“These people, and God knows why, well, they don’t like us. They don’t like us. They simply don’t like us.”
That’s Jack from Wallace Shawn’s The Designated Mourner, a film I’ve watched more than once this week. That phrase rang in my ears the night I watched the election results from Pennsylvania and Wisconsin. Trump was going to win! Of all the reasons we were already starting to hear about why, I had to fixate first on one plain truth. Working class men in Erie and Kenosha really don’t like us coastal “elites.” So much that they’ll shoot themselves in the foot just to spite us.

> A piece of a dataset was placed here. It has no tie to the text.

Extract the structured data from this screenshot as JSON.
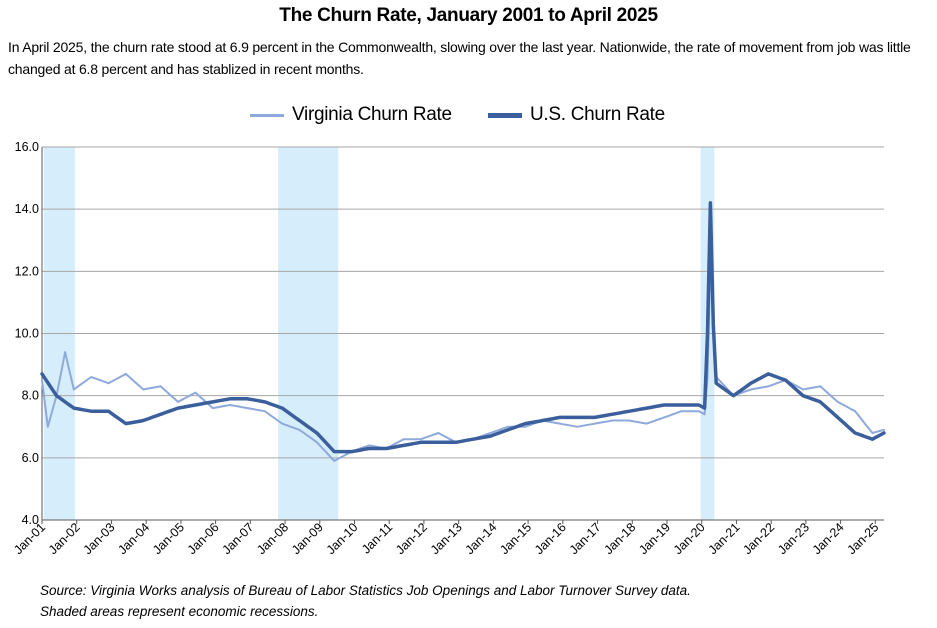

By the next morning friends were texting and emailing hopeful quotes from Gandhi and Hafiz encouraging me to stay hopeful, but I went straight to Shawn. The whole film is on YouTube now, but if you don’t feel like watching it, it’s about a disintegrating marriage in a fictional post-coup America: If Chile in ’72 happened in New York today…
Jack is an unabashedly low-brow writer married to the daughter of a leading liberal intellectual. The first thing he tells us about his father-in-law Howard is what a capacity for contempt he has when he judges others, describing the pleasure with which Howard wins an argument by comparing it to a knife going into his body being twisted gratuitously.

Wallace Shawn in the stage version.
Wallace Shawn knows how to savage liberal intellectuals. (While Judy’s giving her account of the coup, she takes a moment to describe how perfect the chutney complements the cheese at the last get-together.) On stage he played Jack in this play himself, but the film version is a good chance to see Mike Nichols act.
By the end of the film (spoiler alert!) he describes shitting on a book of poetry. It’s all about the release a person feels giving up any high brow aspirations, the accommodations we make with crass culture – in this case writ huge by the fictional coup setting, but really about all our lives. It feels a lot more prescient than ever.